Fermeture de Solutions & Co : mauvaise gestion, manque de transparence et contradiction des chiffres

A l’occasion du Conseil régional, notre groupe est revenu à plusieurs reprises sur la fermeture récente de l’agence de développement économique de la Région, Solutions & Co. Si la majorité régionale a acté la réinternalisation d’une partie des activités de Solutions & Co et de ses salarié·es, de nombreuses zones d’ombre subsistent. Notre groupe a de nouveau demandé à avoir accès à l’ensemble des informations sur la situation économique, financière et stratégique ayant conduit à la fermeture de Solutions & Co.

Depuis le début du mandat, notre groupe, par l’intermédiaire de Pascale Hameau et Gaëlle Rougeron, a demandé la présentation d’un bilan financier et chiffré des actions menées par l’organisme satellite de la Région Solutions & Co. Mais l’ensemble de ces demandes se sont heurtées à des refus de la majorité régionale, expliquant que ces données étaient déjà présentées au sein du Conseil d’administration de Solutions & Co.

Si jusque là aucune information ne nous avait été transmise, le 7 juillet dernier, nous avons pris connaissance de la restitution finale d’un audit interne réalisé et qui aurait dû être présenté aux administrateurs ainsi qu’à l’ensemble des conseillères et conseillers régionaux. Or, il n’en fut rien.

Cet audit ressort que dans le cadre de la fermeture de Solutions & Co plusieurs scénarios étaient envisageables. Sur l’ensemble de ces alternatives, la droite régionale a choisi celle qui présentait le coût humain le plus important, sans aucune justification. Nous ne comprenons pas pourquoi une telle décision n’a pas été présentée et soumise au vote des conseillers et conseillères régionaux. Plus grave encore, l’audit complet présentant l’ensemble des hypothèses ne nous a toujours pas été communiqué. Celui-ci a été remplacé par une version synthétique annexée à la délibération. Alors même que le Premier Vice-président du Conseil régional a confirmé dans la presse que plusieurs hypothèses avaient été étudiées, cette méthode nous interroge quant au respect démocratique et à la transparence de l’exécutif régional.

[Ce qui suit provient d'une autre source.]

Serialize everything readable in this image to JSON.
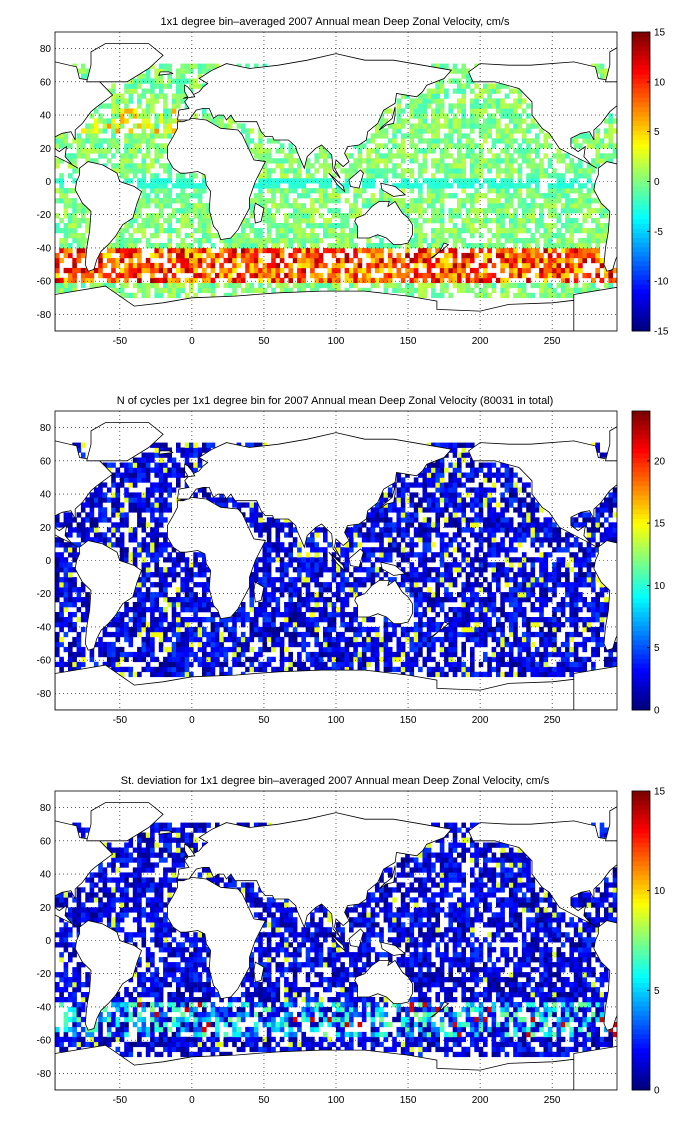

Parallèlement à cette situation, Elsa Richard est revenue sur les conséquences néfastes de la fermeture de l’organe de développement économique de la Région à l’heure où notre territoire fait face à une très forte hausse des défailles d’entreprises (+20%).

Si les causes des faillites et des défaillances d’entreprises sont multiples, les choix budgétaires de la droite régionale réalisés depuis fin 2024 n’ont certainement pas aidé les entreprises à se sortir d’éventuelles difficultés. La suppression de nombreux dispositifs de soutien a sans nul doute fragilisé davantage l’économie régionale. Aussi, notre groupe a défendu la mise en place d’un plan d’urgence pour soutenir les TPE et les PME des filières les plus exposées, un engagement massif dans l’investissement régional ou encore la conduite d’une évaluation indépendante des outils économiques régionaux et un bilan complet du plan de relance lancé en 2020 et 2021.

Si l’ensemble de nos propositions et de nos interrogations est resté une nouvelle fois lettre morte, notre groupe a sollicité le préfet pour lui demander de vérifier la légalité de la délibération soumise au vote. Il est temps que la droite régionale fasse preuve de transparence et arrête de piétiner le droit à l’information comme elle le fait depuis le début du mandat.